CHICAGO (Reuters) - The U.S. Department of Agriculture said on Wednesday it will dedicate at least $6 billion to help smaller-scale and socially disadvantaged farmers who were hurt by the pandemic, along with producers of organic food and other specialty crops.
The agency said it would also increase by approximately $5.6 billion payments made to cattle producers and growers of crops like corn and soybeans. COVID-19 disrupted agricultural supply chains last year, though corn and soybean prices are now at multi-year highs.
USDA Secretary Tom Vilsack said the agency needs to expand financial assistance to more farmers because a review of COVID-19 programs under former President Donald Trump found disparities in the distribution of aid. He said there also was inadequate outreach to disadvantaged producers and smaller operators.
The $6 billion will be used to develop new programs or modify existing proposals using discretionary funding from the coronavirus stimulus relief act approved in December and other aid that was unspent by the Trump administration, according to the USDA.
“Many farmers did not benefit from previous rounds of pandemic-related assistance,” Vilsack said.
Since the Trump administration announced COVID-19 aid for farmers in April 2020, the USDA has sent more than $23.79 billion dollars to farmers and ranchers through the Coronavirus Food Assistance Program. The agency has spent more than $4 billion purchasing food for distribution to food banks and pantries across the country.

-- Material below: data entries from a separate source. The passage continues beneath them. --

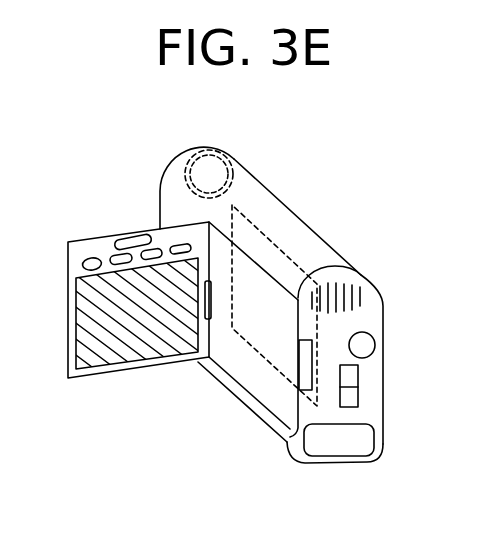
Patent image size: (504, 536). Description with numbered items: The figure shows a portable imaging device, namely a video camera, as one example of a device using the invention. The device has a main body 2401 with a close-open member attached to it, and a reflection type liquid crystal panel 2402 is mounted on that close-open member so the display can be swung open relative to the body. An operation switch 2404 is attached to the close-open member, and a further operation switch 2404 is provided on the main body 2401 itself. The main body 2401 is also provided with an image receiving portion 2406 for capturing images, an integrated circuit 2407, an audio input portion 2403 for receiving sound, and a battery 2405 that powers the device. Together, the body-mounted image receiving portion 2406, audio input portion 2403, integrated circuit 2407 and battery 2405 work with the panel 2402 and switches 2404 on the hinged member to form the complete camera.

The main body 2401 is at (278, 220).
The reflection type liquid crystal panel 2402 is at (138, 347).
The audio input portion 2403 is at (353, 304).
The operation switch 2404 is at (138, 243).
The battery 2405 is at (332, 441).
The image receiving portion 2406 is at (187, 162).
The integrated circuit 2407 is at (249, 171).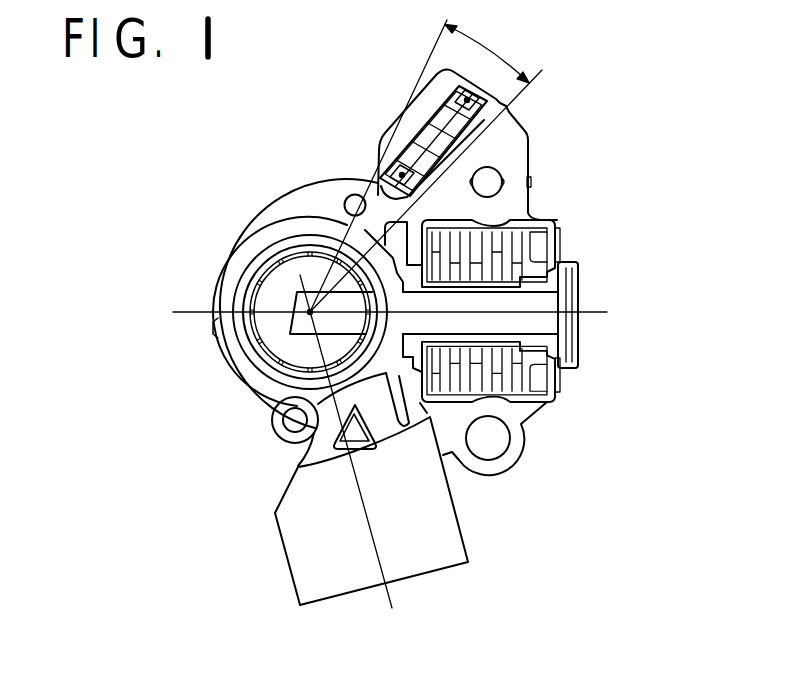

The USDA said it will use coronavirus stimulus funds to increase by $4.5 billion payments to more than 560,000 farmers who grow crops like corn, soy and wheat and previously received aid under the assistance program.
The agency will also increase previous payment rates that cattle ranchers received under the program by more than $1.1 billion, according to a statement. Livestock producers suffered in 2020 as COVID-19 outbreaks among slaughterhouse workers temporarily closed meat processing plants.